Сказал и вышел в свалившуюся гробовую тишину.

Банда перепугалась. Эральд не сомневался: не померещилось, не кажется, вправду перепугалась, а у священника, похоже, от ужаса случился настоящий сердечный приступ — он прижал руку к груди и грузно рухнул на пол. Эральд по инерции успел подумать, что у священника, наверное, слабое сердце от лишнего веса, надо помочь — но эта мысль оказалась совершенно не ко времени, потому что меньше, чем за минуту, они все очухались и начали защищаться.

От Эральда. И от ужаса.

Всё произошло с фокусной, мультипликационной скоростью. Эральд даже не успел подхватить раненого Сэдрика, только подумал в страшной тоске, что напрасно, напрасно, напрасно позволил ему участвовать в этой авантюре. И когда солдаты кинулись выполнять приказ канцлера, руки у Эральда были в крови Сэдрика — ничего он не успел сделать, потому что чёртов королевский дар требует некоторого времени, даже кровь, кажется, не успел остановить — и это было так больно, будто подстрелили его самого. Солдаты держали Эральда мёртвой хваткой, словно предполагали на нём пояс с пластиковой взрывчаткой и смертельно боялись, что он замкнёт контакты.

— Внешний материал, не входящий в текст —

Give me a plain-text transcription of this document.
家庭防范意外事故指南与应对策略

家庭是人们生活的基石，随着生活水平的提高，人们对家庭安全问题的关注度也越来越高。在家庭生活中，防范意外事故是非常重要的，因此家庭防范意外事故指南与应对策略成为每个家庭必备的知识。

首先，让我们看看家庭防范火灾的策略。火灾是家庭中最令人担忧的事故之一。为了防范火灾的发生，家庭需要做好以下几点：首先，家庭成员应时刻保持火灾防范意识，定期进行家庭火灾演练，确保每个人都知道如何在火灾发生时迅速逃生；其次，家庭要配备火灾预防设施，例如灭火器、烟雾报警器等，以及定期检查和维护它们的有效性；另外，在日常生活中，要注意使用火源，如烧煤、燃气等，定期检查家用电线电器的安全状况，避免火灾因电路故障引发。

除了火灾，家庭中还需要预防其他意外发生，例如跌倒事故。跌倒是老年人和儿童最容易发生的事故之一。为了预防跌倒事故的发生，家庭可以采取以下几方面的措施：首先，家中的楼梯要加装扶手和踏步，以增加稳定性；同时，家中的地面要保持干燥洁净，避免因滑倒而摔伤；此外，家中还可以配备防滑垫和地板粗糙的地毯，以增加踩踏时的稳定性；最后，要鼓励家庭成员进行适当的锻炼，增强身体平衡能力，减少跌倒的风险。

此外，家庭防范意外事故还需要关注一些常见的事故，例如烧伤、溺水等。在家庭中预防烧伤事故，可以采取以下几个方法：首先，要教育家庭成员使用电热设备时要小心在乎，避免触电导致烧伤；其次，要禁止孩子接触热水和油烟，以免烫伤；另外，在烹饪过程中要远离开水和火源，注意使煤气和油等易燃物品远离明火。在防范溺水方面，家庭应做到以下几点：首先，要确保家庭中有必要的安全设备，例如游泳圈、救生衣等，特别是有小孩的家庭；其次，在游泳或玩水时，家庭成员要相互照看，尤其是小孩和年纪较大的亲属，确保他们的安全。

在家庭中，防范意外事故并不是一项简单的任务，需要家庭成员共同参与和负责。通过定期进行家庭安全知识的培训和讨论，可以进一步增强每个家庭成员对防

Вырываться или пытаться что-то объяснить было бесполезно.

Но внезапно вмешался Марбелл, который сам кинулся оказывать Сэдрику первую помощь — и Эральд не знал, как к этому относиться, с благодарностью или с ужасом: «живым для допроса» — это «живым для допроса», и если Сэдрик окажется в руках тех же гадов, которые пытали монаха…

В этой жуткой суете, стрельбе, криках, истерических рыданиях только принцесса ухитрилась сохранить полнейшее хладнокровие. И с принцессой он успел переглянуться.

Встретив её сочувственный всепонимающий взгляд, Эральд понял, что снова может дышать. Они словно паролем обменялись — подпольщики в глубоком вражеском тылу; в душе Эральда проснулась какая-то наивная детская вера, что принцесса — это «наши», что «наши» помогут, прикроют и, быть может, вытащат из темницы — и скептический смешок разума эту веру не убил. И даже хватило духу попробовать докричаться до Алвина ещё раз…

Может, поэтому, когда Эральда выволокли из храма — просто-таки волоком, не давая ему идти своими ногами — у него тлела надежда, что безумная выходка принесёт хоть какие-нибудь плоды. В подземелье? Ладно. Туда, откуда улетел дракон… Ну что ж.

«Ко мне» — значит «ко мне». Значит, Алвин собирается придти. А раз он собирается придти, значит, возможно, будет слушать.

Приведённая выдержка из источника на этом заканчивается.